Objective: Assays for T cell receptor excision circles (TREC) have been utilized in human, primate, and mouse models as a measure of thymic activity, but no comparable assay has been described in artiodactyls. We describe the development of the porcine signal joint (sj) TREC assay, and provide a likely reason for previous difficulties in its identification in artiodactyls.
Design and methods: Utilizing the homology between the known genomic sequences in sjTREC in human and mouse, polymerase chain reaction (PCR) primers were derived for the putative porcine sjTREC. Primers from the ψJα side of the sjTREC were derived from the known porcine sequence.

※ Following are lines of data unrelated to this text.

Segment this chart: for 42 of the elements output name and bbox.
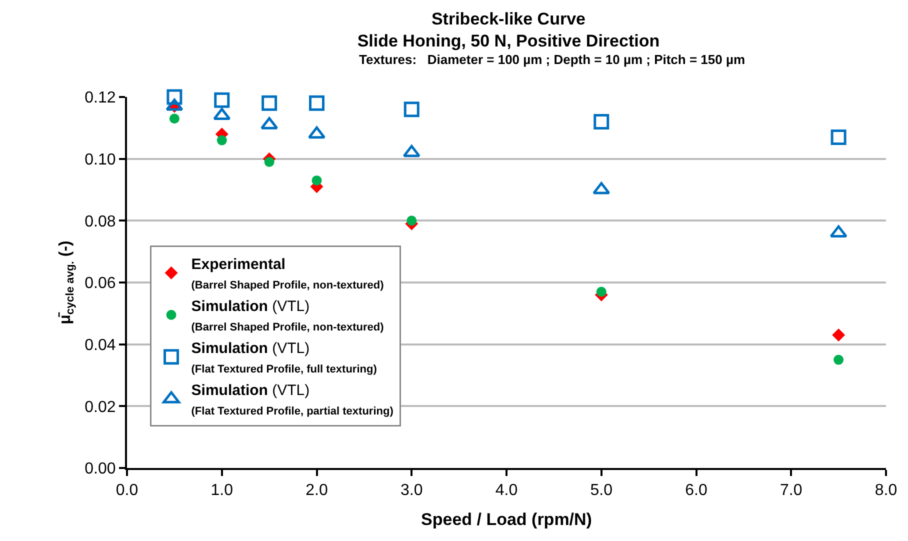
legend-label: Experimental (Barrel Shaped Profile, non-textured) bbox=[191, 256, 384, 292]
legend-label: Simulation (VTL) (Flat Textured Profile, full texturing) bbox=[191, 340, 378, 376]
y-tick-label: 0.12 bbox=[84, 90, 116, 107]
point bbox=[834, 354, 844, 365]
x-tick-label: 5.0 bbox=[590, 482, 613, 500]
legend-label: Simulation (VTL) (Barrel Shaped Profile, non-textured) bbox=[191, 298, 384, 334]
y-tick-label: 0.10 bbox=[84, 151, 116, 168]
point bbox=[213, 108, 231, 120]
x-tick-label: 6.0 bbox=[685, 482, 708, 500]
point bbox=[596, 286, 606, 297]
point bbox=[309, 95, 324, 111]
point bbox=[404, 102, 420, 118]
y-tick-label: 0.00 bbox=[84, 460, 116, 478]
y-tick-label: 0.04 bbox=[84, 336, 116, 354]
y-tick-label: 0.02 bbox=[84, 398, 116, 416]
chart-subtitle: Textures: Diameter = 100 µm ; Depth = 10 µm ; Pitch = 150 µm bbox=[359, 52, 746, 67]
y-tick-label: 0.08 bbox=[84, 213, 116, 230]
x-tick-label: 7.0 bbox=[780, 482, 802, 500]
x-tick-label: 3.0 bbox=[400, 482, 423, 500]
x-tick-label: 4.0 bbox=[495, 482, 518, 500]
point bbox=[594, 114, 610, 130]
point bbox=[214, 92, 230, 108]
legend-label: Simulation (VTL) (Flat Textured Profile, partial texturing) bbox=[191, 382, 394, 418]
x-tick-label: 8.0 bbox=[874, 482, 898, 500]
x-tick-label: 0.0 bbox=[116, 482, 138, 500]
point bbox=[166, 89, 182, 105]
point bbox=[312, 175, 322, 186]
point bbox=[216, 135, 227, 146]
point bbox=[308, 126, 326, 139]
point bbox=[830, 129, 846, 145]
point bbox=[402, 144, 420, 158]
x-axis-title: Speed / Load (rpm/N) bbox=[421, 510, 592, 530]
point bbox=[406, 216, 417, 226]
chart-title: Stribeck-like Curve Slide Honing, 50 N, Positive Direction bbox=[357, 9, 660, 50]
x-tick-label: 2.0 bbox=[306, 482, 328, 500]
point bbox=[169, 114, 180, 124]
point bbox=[832, 328, 846, 342]
point bbox=[830, 225, 848, 238]
point bbox=[264, 156, 274, 167]
point bbox=[262, 95, 278, 111]
x-tick-label: 1.0 bbox=[210, 482, 234, 500]
y-tick-label: 0.06 bbox=[84, 275, 116, 292]
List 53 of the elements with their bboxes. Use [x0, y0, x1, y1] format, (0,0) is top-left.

Results: The sjTREC in two artiodactyls, swine and sheep, was identified using forward primers from the ψJα region, and reverse primers from the putative δ-rec region. Unlike in the detection of primate TRECs, initially the use of similar primers close to the δ-rec failed to yield the sjTREC product. Marching about 800 basepairs into δ-rec, primers derived from a homology region between human and mouse led to the detection of sjTREC. Comparing sjTREC amongst the species revealed highest homology between the two artiodactyls. A quantitative PCR (QPCR) assay of porcine sjTREC was also developed.
Conclusion: Identification and analysis of the sjTREC sequences in two artiodactyls suggested why previous attempts at cloning the pig TREC using known sjTREC sequences were unsuccessful. The development of the porcine signal joint TREC assay should enable a more direct quantification of thymic activity in porcine models of transplant biology.